Joanne Silberner wins 2013 Best Cancer Reporter Award from the ESO

Silberner hard at work. Photos by Ansel Herz, a UW alum who worked with Silberner in Haiti.

Silberner hard at work. Photos by Ansel Herz, a UW alum who worked with Silberner in Haiti.

The European School of Oncology (ESO) has recognized Artist in Residence Joanne Silberner with its 2013 Best Cancer Reporter Award for her work in Uganda, India, and Haiti that led to a five-part radio series for Public Radio International’s (PRI) program “The World®.”  Silberner’s work also appeared in The Seattle Times and on KUOW.

Silberner shared the award with co-winner Tiffany O-Callaghan, Opinion Editor with the UK’s New Scientist magazine. The acknowledgment aims to “encourage high-quality media coverage on cancer and to recognize journalists who have a commitment to enlightening the public about important issues surrounding the disease.”

Silberner’s coverage of cancer was unique in that it focused on the growth of the disease in developing countries. Many people associate other health issues with these regions of the world, but in fact, cancer kills more people in developing countries than HIV, TB, and malaria combined.

“What I’m happiest about is that the award may bring some attention to the global burden of cancer, which is often ignored,” Silberner said.

The stories stemmed from an international symposium on cancer in developing countries that Silberner went to at the Fred Hutchinson Cancer Research Center.

“Before the symposium, I thought that few people in poor countries lived long enough to get cancer, and that cancer care is too complicated and expensive to deliver in low-resource areas,” she said. “Then I heard the numbers and reports from researchers in other countries. Someone pointed out that HIV/AIDS was once thought untreatable and I realized how wrong I was about cancer.”

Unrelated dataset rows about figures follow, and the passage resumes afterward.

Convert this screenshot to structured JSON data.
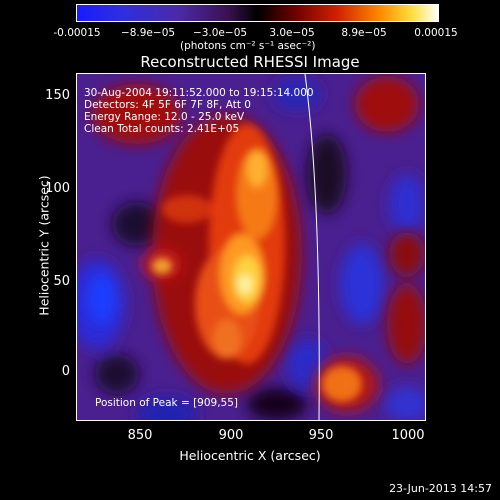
{
  "colorbar": {
    "tick_labels": [
      "-0.00015",
      "−8.9e−05",
      "−3.0e−05",
      "3.0e−05",
      "8.9e−05",
      "0.00015"
    ],
    "units": "(photons cm⁻² s⁻¹ asec⁻²)"
  },
  "title": "Reconstructed RHESSI Image",
  "annotations": {
    "time_range": "30-Aug-2004 19:11:52.000 to 19:15:14.000",
    "detectors": "Detectors: 4F 5F 6F 7F 8F, Att 0",
    "energy_range": "Energy Range: 12.0 - 25.0 keV",
    "clean_counts": "Clean     Total counts: 2.41E+05",
    "peak_position": "Position of Peak = [909,55]"
  },
  "axes": {
    "xlabel": "Heliocentric X (arcsec)",
    "ylabel": "Heliocentric Y (arcsec)",
    "x_ticks": [
      "850",
      "900",
      "950",
      "1000"
    ],
    "y_ticks": [
      "150",
      "100",
      "50",
      "0"
    ],
    "xlim": [
      815,
      1012
    ],
    "ylim": [
      -33,
      163
    ]
  },
  "footer": {
    "date": "23-Jun-2013 14:57"
  }
}
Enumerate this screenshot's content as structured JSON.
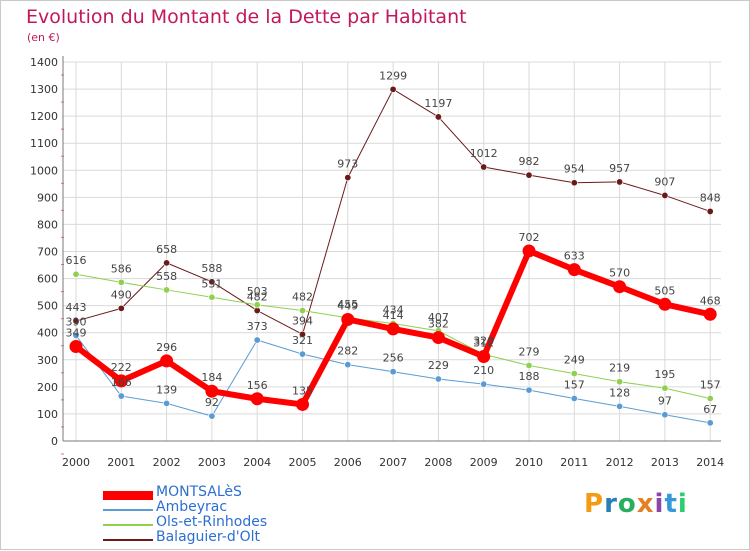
{
  "title": "Evolution du Montant de la Dette par Habitant",
  "subtitle": "(en €)",
  "logo": "Proxiti",
  "colors": {
    "title": "#c2185b",
    "axis": "#7a7a7a",
    "grid": "#d9d9d9",
    "legend_text": "#2c6fd1"
  },
  "chart_data": {
    "type": "line",
    "title": "Evolution du Montant de la Dette par Habitant",
    "subtitle": "(en €)",
    "xlabel": "",
    "ylabel": "",
    "ylim": [
      0,
      1400
    ],
    "yticks": [
      0,
      100,
      200,
      300,
      400,
      500,
      600,
      700,
      800,
      900,
      1000,
      1100,
      1200,
      1300,
      1400
    ],
    "grid": true,
    "legend_position": "bottom-left",
    "x": [
      "2000",
      "2001",
      "2002",
      "2003",
      "2004",
      "2005",
      "2006",
      "2007",
      "2008",
      "2009",
      "2010",
      "2011",
      "2012",
      "2013",
      "2014"
    ],
    "series": [
      {
        "name": "Balaguier-d'Olt",
        "color": "#6b1a1a",
        "width": 1,
        "values": [
          443,
          490,
          658,
          588,
          482,
          394,
          973,
          1299,
          1197,
          1012,
          982,
          954,
          957,
          907,
          848
        ],
        "labels": [
          "443",
          "490",
          "658",
          "588",
          "482",
          "394",
          "973",
          "1299",
          "1197",
          "1012",
          "982",
          "954",
          "957",
          "907",
          "848"
        ]
      },
      {
        "name": "Ols-et-Rinhodes",
        "color": "#8fd14f",
        "width": 1,
        "values": [
          616,
          586,
          558,
          531,
          503,
          482,
          455,
          434,
          407,
          320,
          279,
          249,
          219,
          195,
          157
        ],
        "labels": [
          "616",
          "586",
          "558",
          "531",
          "503",
          "482",
          "455",
          "434",
          "407",
          "320",
          "279",
          "249",
          "219",
          "195",
          "157"
        ]
      },
      {
        "name": "Ambeyrac",
        "color": "#5b9bd5",
        "width": 1,
        "values": [
          390,
          166,
          139,
          92,
          373,
          321,
          282,
          256,
          229,
          210,
          188,
          157,
          128,
          97,
          67
        ],
        "labels": [
          "390",
          "166",
          "139",
          "92",
          "373",
          "321",
          "282",
          "256",
          "229",
          "210",
          "188",
          "157",
          "128",
          "97",
          "67"
        ]
      },
      {
        "name": "MONTSALèS",
        "color": "#ff0000",
        "width": 6,
        "values": [
          349,
          222,
          296,
          184,
          156,
          135,
          449,
          414,
          382,
          312,
          702,
          633,
          570,
          505,
          468
        ],
        "labels": [
          "349",
          "222",
          "296",
          "184",
          "156",
          "135",
          "449",
          "414",
          "382",
          "312",
          "702",
          "633",
          "570",
          "505",
          "468"
        ]
      }
    ]
  },
  "legend": [
    {
      "name": "MONTSALèS",
      "color": "#ff0000",
      "thickness": 9
    },
    {
      "name": "Ambeyrac",
      "color": "#5b9bd5",
      "thickness": 2
    },
    {
      "name": "Ols-et-Rinhodes",
      "color": "#8fd14f",
      "thickness": 2
    },
    {
      "name": "Balaguier-d'Olt",
      "color": "#6b1a1a",
      "thickness": 2
    }
  ]
}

SilbernerStory1Silberner’s trip was made possible by a travel grant from the Pulitzer Center on Crisis Reporting, and at least part of her radio series was heard by an estimated 2.5 million people. The stories posted on the “The World®” website received over a million page views and the hashtag #globalcancer reached 1.9 million accounts with 10 million impressions within a month of the stories’ airings, Silberner wrote in her application essay.

“The stories demonstrated that cancer is not just a disease of rich countries – that it plagues people in low- and middle-income countries as well,” Silberner wrote. “My hope is that understanding will heighten efforts to vanquish cancer around the world.”